Altri studiosi torinesi hanno analizzato in che modo l´esperienza dei genitori influenza le scelte dei figli: Manuela Olagnero ha individuato due modelli intervistando le madri e i padri che nella Torino di quaranta o cinquant´anni anni fa, quella dei treni dal Sud e del "non si affitta ai meridionali", non poterono studiare. «Sono loro, sulla base dei propri rimpianti, a incoraggiare i figli a restare a scuola più a lungo, anche se non si intravede uno sbocco sicuro (è il "modello della moratoria"), o a cambiare spesso provando lavori e esperienze diverse pur di non restare prigionieri in qualcosa che non piace (modello delle "resilienza")». Paola Torriani e Giulia Cavaletto hanno analizzato le storie scolastiche di chi si iscrive al liceo o al professionale: solo in pochi casi, quando il rendimento dei singoli studenti brilla e dà risultati eccellenti, si può sconfiggere la "predestinazione", quella secondo la quale per chi va al liceo può esserci un futuro da dirigente o da professionista, e per chi va altrove solo un posto in fabbrica o lavori precari e dequalificati.

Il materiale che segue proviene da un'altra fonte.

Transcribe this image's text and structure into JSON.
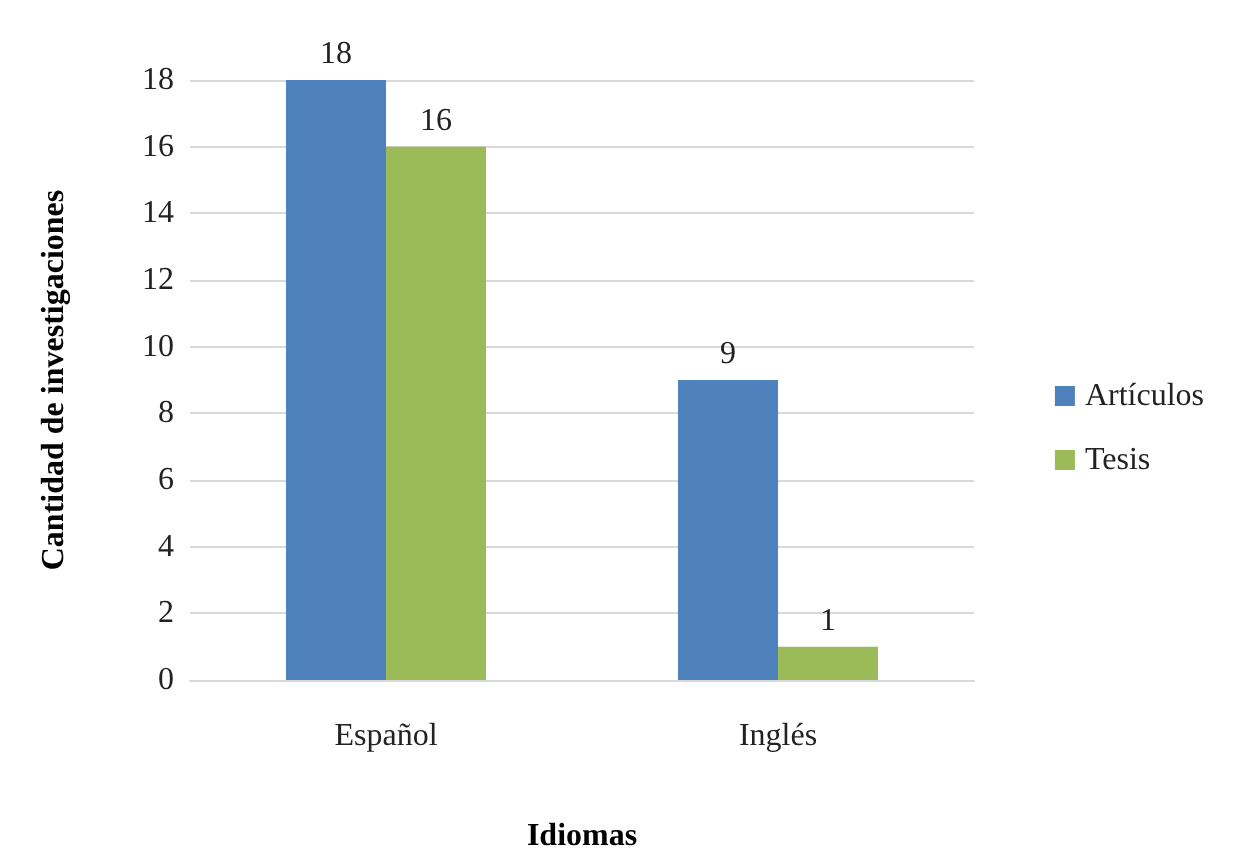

«Spesso si contrappone una generazione all´altra, i giovani contro i vecchi, e così via - conclude Adriana Luciano - Gli studi che presenteremo, invece, mostrano che non è così: la società sopravvive perché i vecchi aiutano i giovani, perché passano loro le case comprate quando eravamo meno poveri. Ma non potrà durare in eterno, per questo serve un patto nuovo e nuove politiche pubbliche».